Acetylation of FABP3 alleviates radioimmunotherapy-induced cardiomyocyte senescence by modulating long-chain polyunsaturated fatty acid metabolism

Abstract

Background: The combination of thoracic radiotherapy and immunotherapy (radioimmunotherapy) has shown significant antitumor efficacy but is associated with increased cardiotoxicity, the mechanisms of which remain poorly understood.

Methods: A total of 72 male C57BL/6 J mice were employed to establish the radioimmunotherapy-induced cardiac injury model, with 18 mice allocated to each of four groups, including the IR group (single-dose 16 Gy cardiac irradiation), ICI group (PD-1 inhibitor 200 μg every 3 days), iRT group (16 Gy cardiac irradiation combined with PD-1 inhibitor), and Control group (IgG). Cardiac function and myocardial senescence were assessed at 28 days, 3 months, and 5 months post-intervention. Additionally, myocardial tissue transcriptomics, non-targeted metabolomics, and acetylated proteomics were performed at 28 days post-intervention, integrated with molecular experiments to investigate the mechanisms of cardiomyocyte senescence. H9C2 cardiomyocytes with FABP3 K45 acetylation-mimetic (K45Q), empty vector (EV), and non-acetylatable (K45R) mutant were used for functional validation.

Results: Combined radioimmunotherapy significantly exacerbated cardiac dysfunction and cardiomyocyte senescence in murine models, manifested with elevated serum levels of cardiac injury biomarkers of cTnI and NT-proBNP, reduced LVEF and LVFS, aggravated myocardial histopathological changes characterized by enhanced inflammatory infiltration, interstitial edema, and myocardium structure disorder in iRT group compared to the other three groups. Concomitantly, compared with other groups, the senescence-associated markers (p16, p21, and SASP factors) in the myocardial tissues of the iRT group were markedly upregulated from 28 days to 5 months. By integrating transcriptomic and non-targeted metabolomics analyses, as well as molecular experiments, we revealed that radioimmunotherapy resulted in dysregulated myocardial metabolism by suppressing ATP production, promoting lipid droplet accumulation, mitochondrial dysfunction, and fatty acid metabolism alterations, particularly involving long-chain polyunsaturated fatty acid (PUFAs) metabolism. Acetylome profiling identified a significant increase in FABP3 K45 acetylation (log₂FC = 8.73, P < 0.05) in iRT vs. Control group, with acute-phase elevation (28 days, P < 0.001) and chronic-phase reduction (3 months, P < 0.001). Functional validation in H9C2 cardiomyocytes demonstrated that, compared to EV and K45R groups, FABP3 K45Q attenuated cellular senescence, enhanced mitochondrial oxidative phosphorylation, fatty acid metabolism, and ATP production, while attenuated ROS generation, lipid droplet accumulation, and glycolysis. Metabolomic analysis also revealed the acetylation of FABP3 K45 was significantly associated with the synthesis or accumulation of PUFAs, such as arachidonic acid and linoleic acid, which may alleviate cardiomyocyte senescence by enhancing energy supply and blocking the synthesis of inflammatory mediators.

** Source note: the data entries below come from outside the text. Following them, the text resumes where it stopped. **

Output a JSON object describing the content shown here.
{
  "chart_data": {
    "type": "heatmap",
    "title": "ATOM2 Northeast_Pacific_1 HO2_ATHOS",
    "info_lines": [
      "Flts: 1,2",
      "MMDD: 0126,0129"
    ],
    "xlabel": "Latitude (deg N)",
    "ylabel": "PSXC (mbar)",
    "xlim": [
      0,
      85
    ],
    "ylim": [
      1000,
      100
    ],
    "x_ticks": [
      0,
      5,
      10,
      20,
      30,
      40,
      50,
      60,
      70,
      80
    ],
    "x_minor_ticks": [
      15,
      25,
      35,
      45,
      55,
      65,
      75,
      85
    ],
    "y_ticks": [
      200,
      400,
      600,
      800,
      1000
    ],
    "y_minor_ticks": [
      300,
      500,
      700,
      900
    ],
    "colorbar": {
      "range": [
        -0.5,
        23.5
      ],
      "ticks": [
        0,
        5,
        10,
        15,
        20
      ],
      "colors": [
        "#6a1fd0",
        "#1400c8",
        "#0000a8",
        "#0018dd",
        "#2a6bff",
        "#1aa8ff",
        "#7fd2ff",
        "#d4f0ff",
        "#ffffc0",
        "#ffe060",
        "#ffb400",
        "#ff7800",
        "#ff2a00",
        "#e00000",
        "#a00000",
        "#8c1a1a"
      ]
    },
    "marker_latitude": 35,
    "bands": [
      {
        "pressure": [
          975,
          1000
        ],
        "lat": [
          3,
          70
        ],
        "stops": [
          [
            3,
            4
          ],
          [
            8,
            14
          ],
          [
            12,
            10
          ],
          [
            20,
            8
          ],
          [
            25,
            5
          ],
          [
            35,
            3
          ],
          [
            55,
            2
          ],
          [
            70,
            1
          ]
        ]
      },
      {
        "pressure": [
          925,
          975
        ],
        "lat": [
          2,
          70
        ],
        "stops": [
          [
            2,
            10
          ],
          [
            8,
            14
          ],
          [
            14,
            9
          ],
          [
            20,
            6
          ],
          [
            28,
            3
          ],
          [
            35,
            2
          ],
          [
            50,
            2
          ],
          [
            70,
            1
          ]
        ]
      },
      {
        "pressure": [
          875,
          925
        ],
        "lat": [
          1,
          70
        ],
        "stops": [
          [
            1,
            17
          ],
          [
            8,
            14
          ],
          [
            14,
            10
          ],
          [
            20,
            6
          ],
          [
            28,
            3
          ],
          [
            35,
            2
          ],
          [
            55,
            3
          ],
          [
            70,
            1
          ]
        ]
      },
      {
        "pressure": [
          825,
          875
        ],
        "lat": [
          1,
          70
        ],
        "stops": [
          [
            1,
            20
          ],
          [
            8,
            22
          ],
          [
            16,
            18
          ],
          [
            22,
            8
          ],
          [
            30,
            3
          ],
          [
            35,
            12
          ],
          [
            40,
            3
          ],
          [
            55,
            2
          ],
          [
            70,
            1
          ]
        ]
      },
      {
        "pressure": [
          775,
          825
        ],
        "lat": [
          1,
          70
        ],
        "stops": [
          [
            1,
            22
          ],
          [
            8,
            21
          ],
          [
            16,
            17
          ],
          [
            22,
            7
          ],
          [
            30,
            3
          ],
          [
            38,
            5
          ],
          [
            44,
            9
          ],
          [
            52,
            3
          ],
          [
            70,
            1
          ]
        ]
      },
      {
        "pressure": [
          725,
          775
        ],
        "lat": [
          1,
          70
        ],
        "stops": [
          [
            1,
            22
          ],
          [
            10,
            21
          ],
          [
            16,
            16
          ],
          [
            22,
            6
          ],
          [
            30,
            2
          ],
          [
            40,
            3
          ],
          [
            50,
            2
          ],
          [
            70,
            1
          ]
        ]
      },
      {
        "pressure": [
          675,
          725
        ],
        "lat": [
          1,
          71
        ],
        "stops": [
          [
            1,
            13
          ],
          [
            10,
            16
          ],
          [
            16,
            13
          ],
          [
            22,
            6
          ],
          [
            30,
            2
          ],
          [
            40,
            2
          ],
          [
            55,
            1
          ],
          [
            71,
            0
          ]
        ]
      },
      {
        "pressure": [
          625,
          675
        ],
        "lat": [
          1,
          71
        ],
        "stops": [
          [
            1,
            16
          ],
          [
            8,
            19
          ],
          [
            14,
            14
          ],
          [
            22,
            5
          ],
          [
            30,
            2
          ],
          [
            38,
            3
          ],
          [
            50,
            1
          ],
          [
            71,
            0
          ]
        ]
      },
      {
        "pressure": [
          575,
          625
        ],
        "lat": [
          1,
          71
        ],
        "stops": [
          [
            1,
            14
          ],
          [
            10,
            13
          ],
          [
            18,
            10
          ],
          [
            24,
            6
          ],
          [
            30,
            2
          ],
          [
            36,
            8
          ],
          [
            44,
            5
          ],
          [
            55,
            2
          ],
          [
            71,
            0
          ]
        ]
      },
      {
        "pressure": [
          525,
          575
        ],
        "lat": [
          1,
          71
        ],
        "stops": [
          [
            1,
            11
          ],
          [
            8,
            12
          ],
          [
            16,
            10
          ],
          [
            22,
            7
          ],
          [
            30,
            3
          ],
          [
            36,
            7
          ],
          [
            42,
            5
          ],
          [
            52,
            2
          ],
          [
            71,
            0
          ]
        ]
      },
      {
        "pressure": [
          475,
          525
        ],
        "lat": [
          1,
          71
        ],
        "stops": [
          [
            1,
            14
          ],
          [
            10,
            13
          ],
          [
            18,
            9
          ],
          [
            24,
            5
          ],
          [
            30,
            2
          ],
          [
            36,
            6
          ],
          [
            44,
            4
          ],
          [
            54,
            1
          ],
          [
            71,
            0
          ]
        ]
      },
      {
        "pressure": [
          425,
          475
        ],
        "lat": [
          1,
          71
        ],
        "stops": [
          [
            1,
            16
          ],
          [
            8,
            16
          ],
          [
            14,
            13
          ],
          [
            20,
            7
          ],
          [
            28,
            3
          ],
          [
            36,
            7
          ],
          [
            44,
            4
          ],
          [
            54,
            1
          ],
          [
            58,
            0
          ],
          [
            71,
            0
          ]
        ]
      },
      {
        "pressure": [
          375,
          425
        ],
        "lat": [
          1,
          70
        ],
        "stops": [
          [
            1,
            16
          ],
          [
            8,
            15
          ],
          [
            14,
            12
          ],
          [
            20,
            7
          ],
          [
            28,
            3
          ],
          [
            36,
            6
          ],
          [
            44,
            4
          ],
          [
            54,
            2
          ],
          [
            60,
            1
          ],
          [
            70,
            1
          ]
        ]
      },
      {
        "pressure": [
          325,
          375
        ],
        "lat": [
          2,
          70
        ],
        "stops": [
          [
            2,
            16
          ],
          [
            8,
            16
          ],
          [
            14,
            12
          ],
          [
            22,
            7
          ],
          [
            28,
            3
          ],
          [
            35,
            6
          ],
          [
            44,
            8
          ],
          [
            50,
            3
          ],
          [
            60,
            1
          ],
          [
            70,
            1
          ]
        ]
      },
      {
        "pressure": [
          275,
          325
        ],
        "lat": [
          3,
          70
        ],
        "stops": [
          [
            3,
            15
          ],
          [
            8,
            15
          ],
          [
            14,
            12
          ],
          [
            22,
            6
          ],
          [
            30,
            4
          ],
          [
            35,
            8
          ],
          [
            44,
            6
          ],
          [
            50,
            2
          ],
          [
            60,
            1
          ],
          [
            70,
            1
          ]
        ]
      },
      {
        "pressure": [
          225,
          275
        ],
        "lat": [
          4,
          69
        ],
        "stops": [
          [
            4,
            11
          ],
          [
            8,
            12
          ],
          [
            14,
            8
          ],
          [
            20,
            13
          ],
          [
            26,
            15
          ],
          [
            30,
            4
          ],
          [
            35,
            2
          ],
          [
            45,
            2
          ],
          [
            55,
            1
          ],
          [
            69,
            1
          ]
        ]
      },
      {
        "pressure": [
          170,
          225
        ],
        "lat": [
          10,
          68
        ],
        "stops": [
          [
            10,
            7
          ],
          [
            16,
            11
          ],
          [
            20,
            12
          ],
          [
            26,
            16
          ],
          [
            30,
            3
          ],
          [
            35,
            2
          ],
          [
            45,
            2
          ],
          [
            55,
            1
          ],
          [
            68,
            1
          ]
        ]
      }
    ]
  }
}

Conclusion: FABP3 K45 acetylation mitigates radioimmunotherapy-induced cardiomyocyte senescence and metabolic dysfunction, revealing a novel regulatory mechanism that links post-translational modifications to cardiac cellular homeostasis under combined radioimmunotherapy.

Keywords: Acetylation; Cardiac injury, fatty acid metabolism; Cardiomyocyte senescence; Fatty acid-binding protein 3; Immune checkpoint inhibitor; Thoracic radiotherapy.